In fact, the manager was breaking the law and their policy is unlawful. There have been lawyers on this thread who have explained the same. It is for parents to decide who is allowed to collect their child. If a childcare setting feels strongly that the parent’s decision is putting the child at serious risk of harm then they should report to social care for neglect. They have no right whatsoever to just refuse to hand over the child over. The OP in the end managed to get an adult to collect but if she hadn’t then the club had backed themselves into an absurd corner. If no adult came, what would they have done?

This has all been covered repeatedly on this thread. I’m curious, did you read the thread before posting?

Apparently not before or after, or she would have had to explain how my child's primary school, after-school club and holiday club provision are all 3 breaking the law with gay abandon 🙄

YetMoreNewBeginnings · 30/08/2023 23:59

AlexReventa · 30/08/2023 20:24

The law won’t allow it. That’s all there is to it. They won’t even allow his teacher to drop him off. It’s cast in stone I’m afraid. With good reason. If they did let an underage child pick him up that would mean they are opening themselves to severe legal proceedings if anything happens to him on the way home. If you really can’t pick him up call and tell the headteacher you give specific permission for a senior member of staff to take him home. They will do this but you will probably get a visit from the social worker attached to the school asking if you are managing and if you can make arrangements in future.
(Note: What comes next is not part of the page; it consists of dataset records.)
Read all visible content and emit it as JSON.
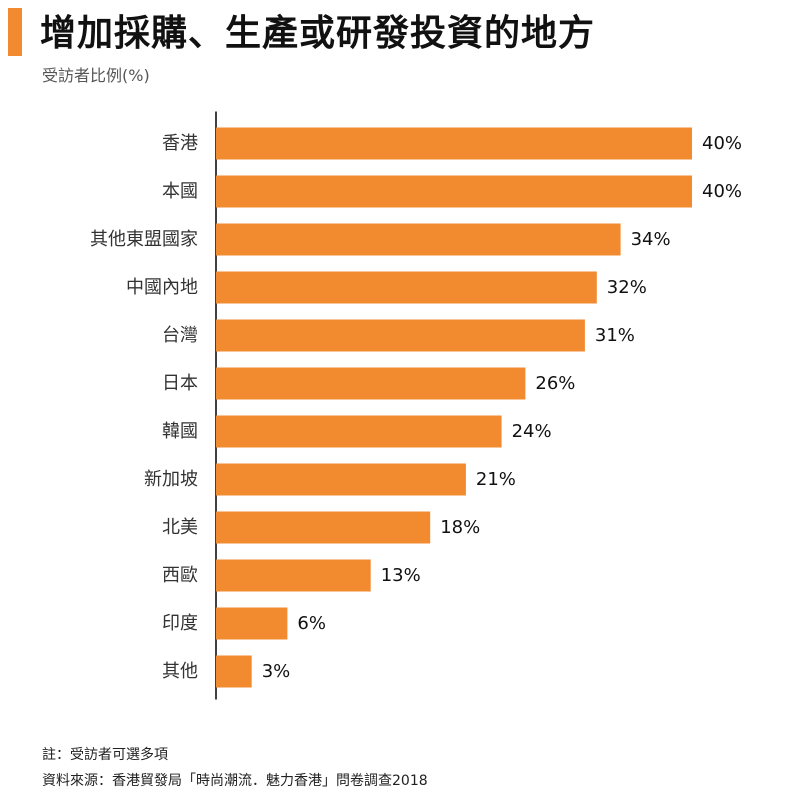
{
  "header": {
    "title": "增加採購、生產或研發投資的地方",
    "subtitle": "受訪者比例(%)"
  },
  "colors": {
    "accent": "#f28a30",
    "bar": "#f28a30",
    "axis": "#000000"
  },
  "chart_data": {
    "type": "bar",
    "orientation": "horizontal",
    "title": "增加採購、生產或研發投資的地方",
    "subtitle": "受訪者比例(%)",
    "categories": [
      "香港",
      "本國",
      "其他東盟國家",
      "中國內地",
      "台灣",
      "日本",
      "韓國",
      "新加坡",
      "北美",
      "西歐",
      "印度",
      "其他"
    ],
    "values": [
      40,
      40,
      34,
      32,
      31,
      26,
      24,
      21,
      18,
      13,
      6,
      3
    ],
    "value_labels": [
      "40%",
      "40%",
      "34%",
      "32%",
      "31%",
      "26%",
      "24%",
      "21%",
      "18%",
      "13%",
      "6%",
      "3%"
    ],
    "xlim": [
      0,
      40
    ],
    "grid": false,
    "legend": "none"
  },
  "footer": {
    "note": "註：受訪者可選多項",
    "source": "資料來源：香港貿發局「時尚潮流．魅力香港」問卷調查2018"
  }
}
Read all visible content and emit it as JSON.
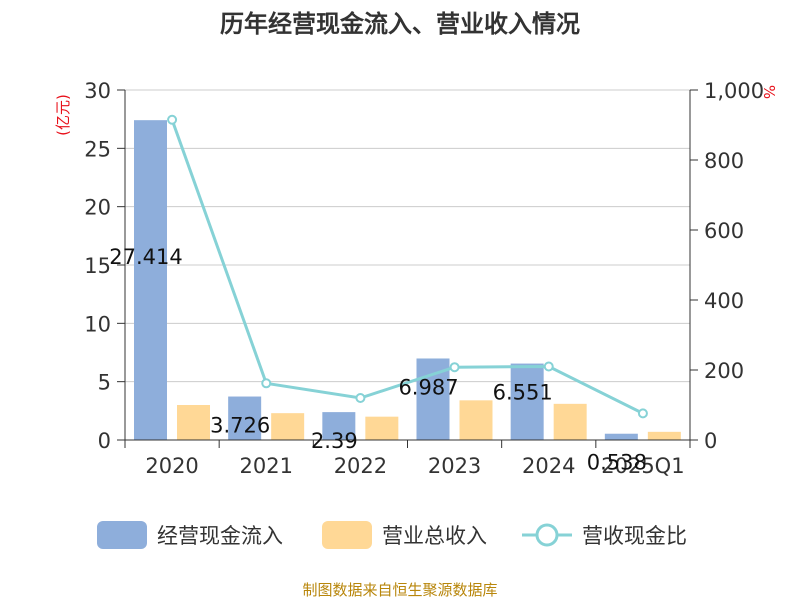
{
  "chart_data": {
    "type": "bar",
    "title": "历年经营现金流入、营业收入情况",
    "categories": [
      "2020",
      "2021",
      "2022",
      "2023",
      "2024",
      "2025Q1"
    ],
    "series": [
      {
        "name": "经营现金流入",
        "type": "bar",
        "axis": "left",
        "color": "#8eaedb",
        "values": [
          27.414,
          3.726,
          2.39,
          6.987,
          6.551,
          0.538
        ],
        "labels": [
          "27.414",
          "3.726",
          "2.39",
          "6.987",
          "6.551",
          "0.538"
        ]
      },
      {
        "name": "营业总收入",
        "type": "bar",
        "axis": "left",
        "color": "#ffd896",
        "values": [
          3.0,
          2.3,
          2.0,
          3.4,
          3.1,
          0.7
        ]
      },
      {
        "name": "营收现金比",
        "type": "line",
        "axis": "right",
        "color": "#86d2d6",
        "values": [
          915,
          162,
          120,
          208,
          210,
          76
        ]
      }
    ],
    "y_left": {
      "unit": "(亿元)",
      "min": 0,
      "max": 30,
      "ticks": [
        "0",
        "5",
        "10",
        "15",
        "20",
        "25",
        "30"
      ]
    },
    "y_right": {
      "unit": "%",
      "min": 0,
      "max": 1000,
      "ticks": [
        "0",
        "200",
        "400",
        "600",
        "800",
        "1,000"
      ]
    },
    "grid": true,
    "legend_position": "bottom"
  },
  "source": "制图数据来自恒生聚源数据库"
}
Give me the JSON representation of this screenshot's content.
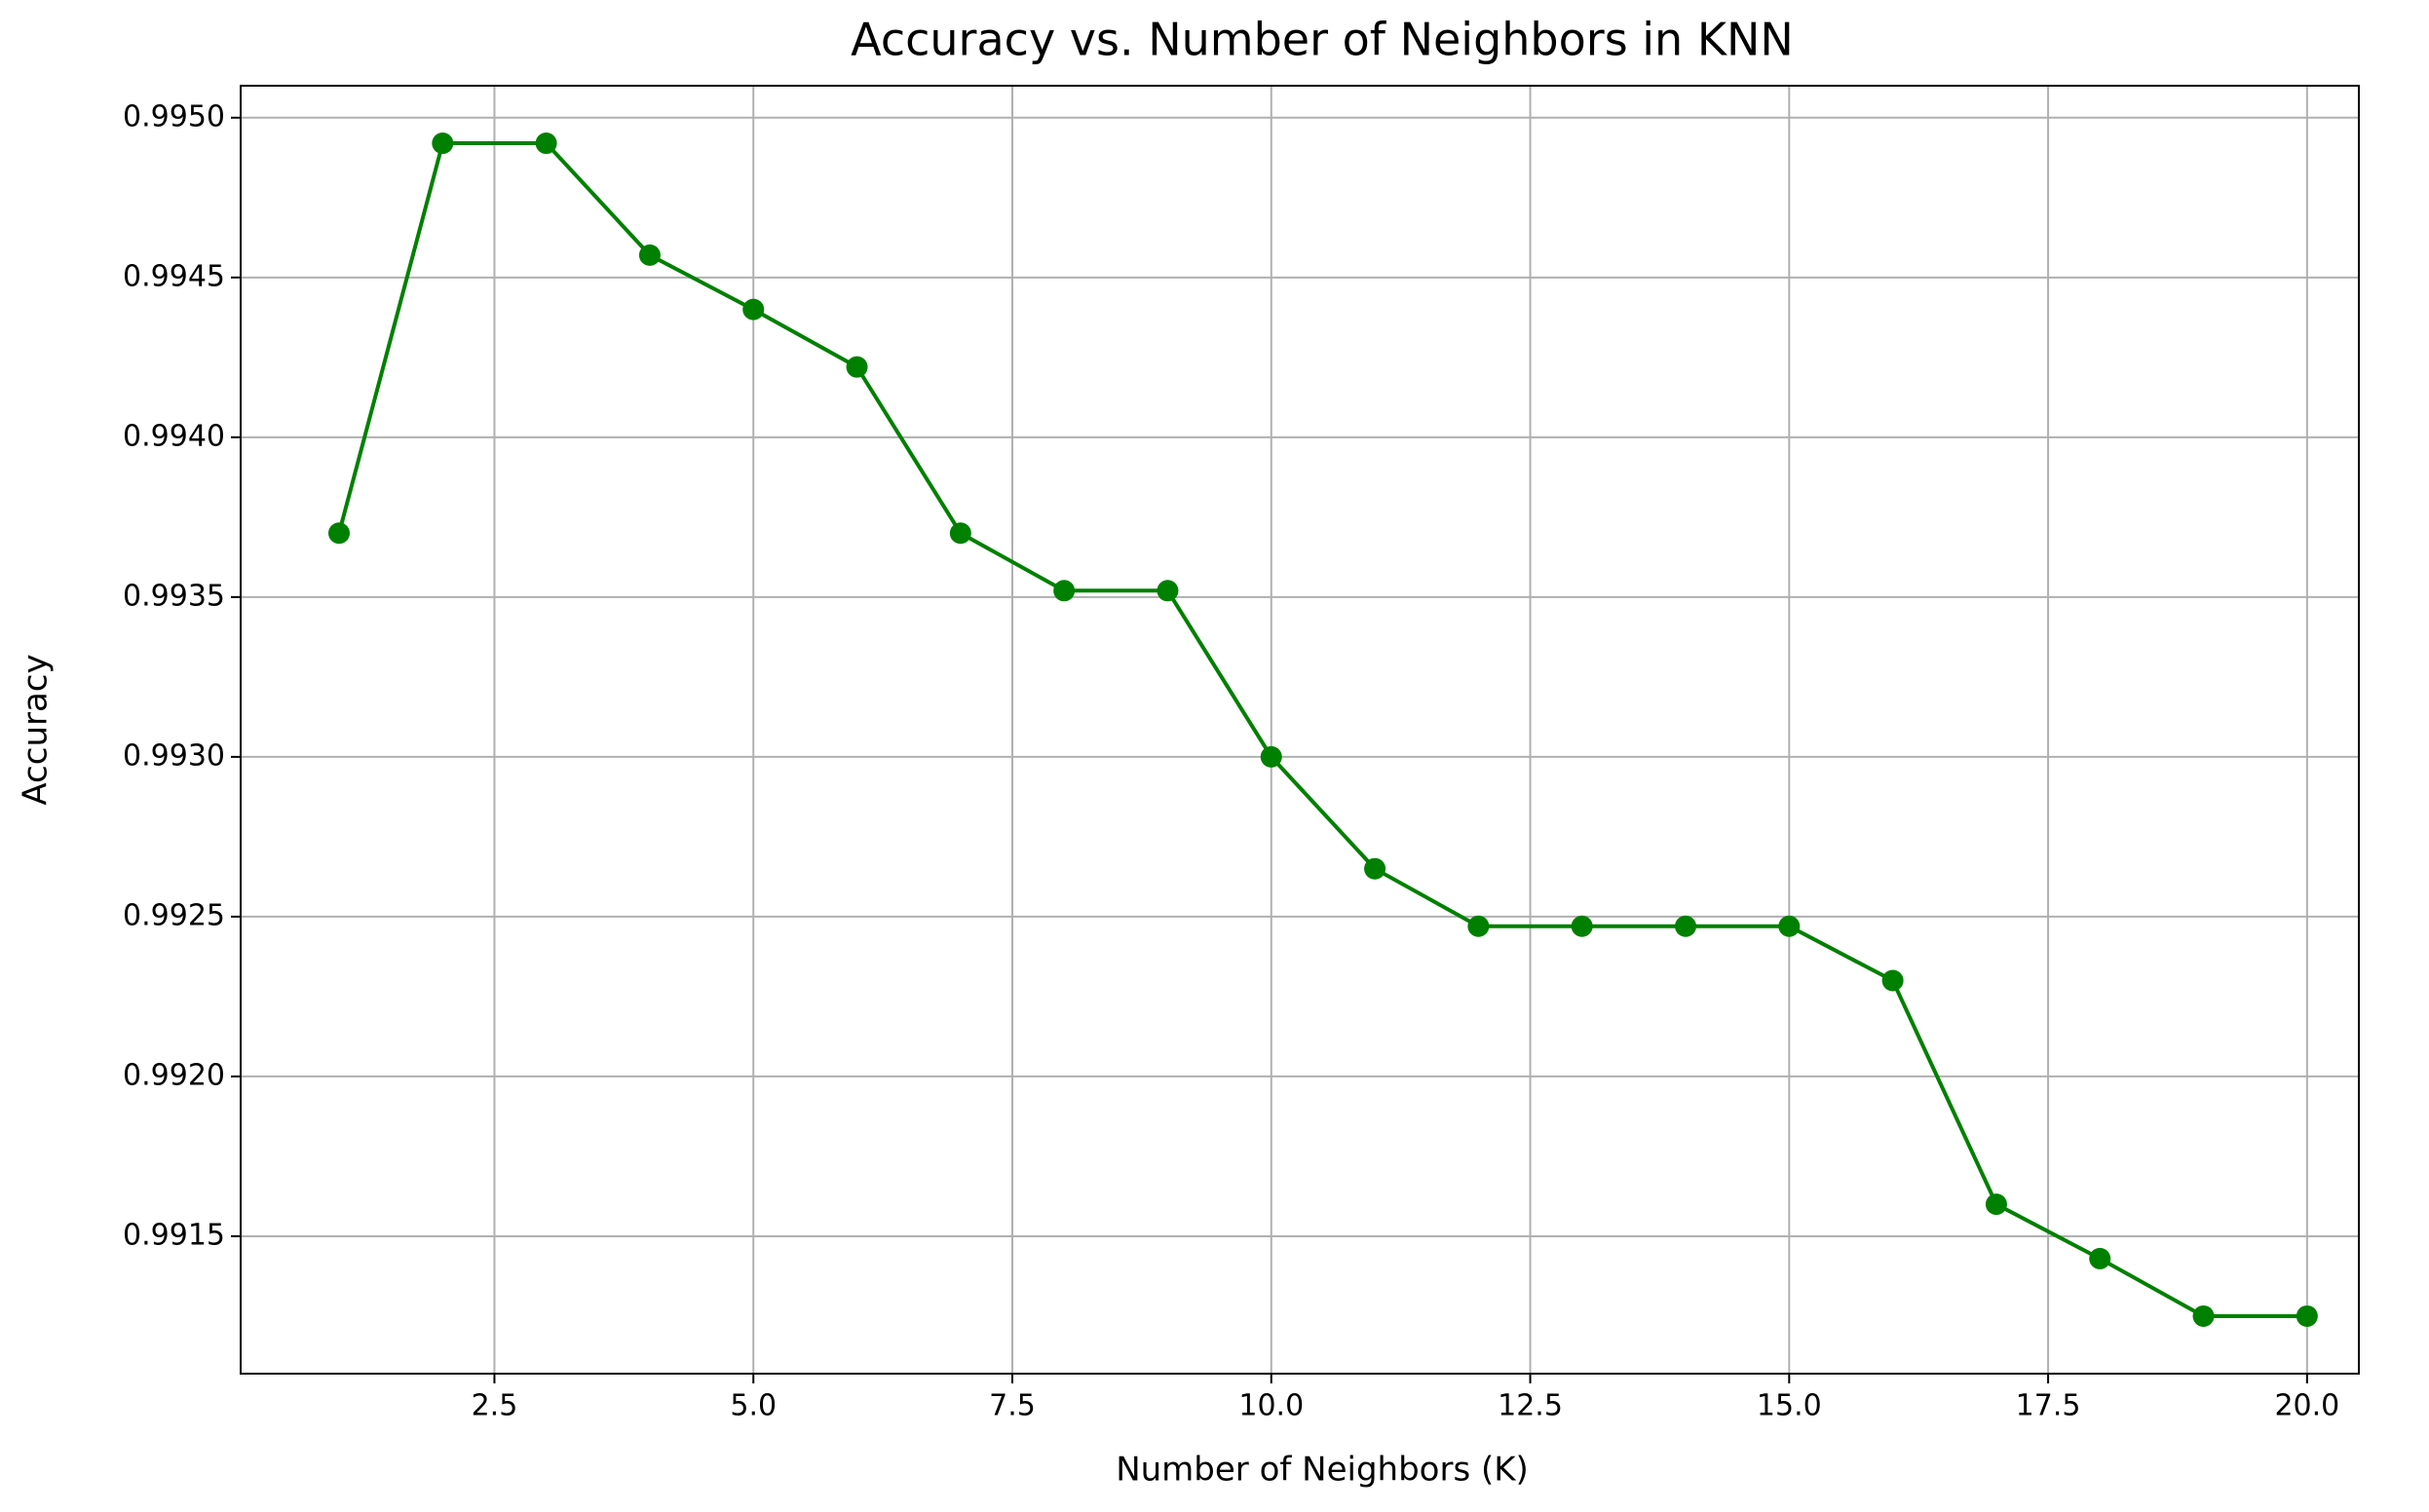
{
  "chart_data": {
    "type": "line",
    "title": "Accuracy vs. Number of Neighbors in KNN",
    "x_label": "Number of Neighbors (K)",
    "y_label": "Accuracy",
    "series": [
      {
        "name": "Accuracy",
        "color": "#008000",
        "x": [
          1,
          2,
          3,
          4,
          5,
          6,
          7,
          8,
          9,
          10,
          11,
          12,
          13,
          14,
          15,
          16,
          17,
          18,
          19,
          20
        ],
        "values": [
          0.9937,
          0.99492,
          0.99492,
          0.99457,
          0.9944,
          0.99422,
          0.9937,
          0.99352,
          0.99352,
          0.993,
          0.99265,
          0.99247,
          0.99247,
          0.99247,
          0.99247,
          0.9923,
          0.9916,
          0.99143,
          0.99125,
          0.99125
        ]
      }
    ],
    "xlim": [
      0.05,
      20.5
    ],
    "ylim": [
      0.99107,
      0.9951
    ],
    "xticks": [
      2.5,
      {
        "value": 5,
        "label": "5.0"
      },
      7.5,
      {
        "value": 10,
        "label": "10.0"
      },
      12.5,
      {
        "value": 15,
        "label": "15.0"
      },
      17.5,
      {
        "value": 20,
        "label": "20.0"
      }
    ],
    "yticks": [
      0.9915,
      {
        "value": 0.992,
        "label": "0.9920"
      },
      0.9925,
      {
        "value": 0.993,
        "label": "0.9930"
      },
      0.9935,
      {
        "value": 0.994,
        "label": "0.9940"
      },
      0.9945,
      {
        "value": 0.995,
        "label": "0.9950"
      }
    ],
    "grid": true
  }
}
However they will never allow a 15 year old to collect him.

Edited

Which law would that be... Exactly.

Because people like yourself who keep banging on about this law seem to know something many of us who've worked in childcare for 20+ years know.

In fact it's a law that Ofsted are clearly not aware of as in the 14 years of the before and after school care I ran being graded at the top level, and the playscheme I ran for 17 years always coming out on top, not once was this mythical law of yours ever mentioned...

Also in the 20 years of working in schools I only know of ONE occasion where a school refused to back down to a parent deciding their child should walk to or from school alone or with a sibling, and that was in the midst of a number of safeguarding concerns.

So go on then @AlexReventa link us to this law of yours...

YetMoreNewBeginnings · 31/08/2023 00:01

FlatfootFool · 30/08/2023 22:02

Realistically it'd be fine but they likely have to cover their backs. Could they put them in an Uber. Wouldn't cost much.

Any childcare facility that thinks a random Uber driver is less of a safeguarding issue than a 14/15 year old sibling should absolutely have their registration removed...

YetMoreNewBeginnings · 31/08/2023 00:01

AlexReventa · 30/08/2023 21:24

The child didn’t have written permission. The article is in direct conflict with every school I’ve taught at.
I can assure you if anything happens to the child, the school will be held responsible. That’s why many school trips no longer take place. As for “Making things up” what are you implying?

Edited

School trips are not happening because schools have no money to fund them and a shortage of support staff to go along.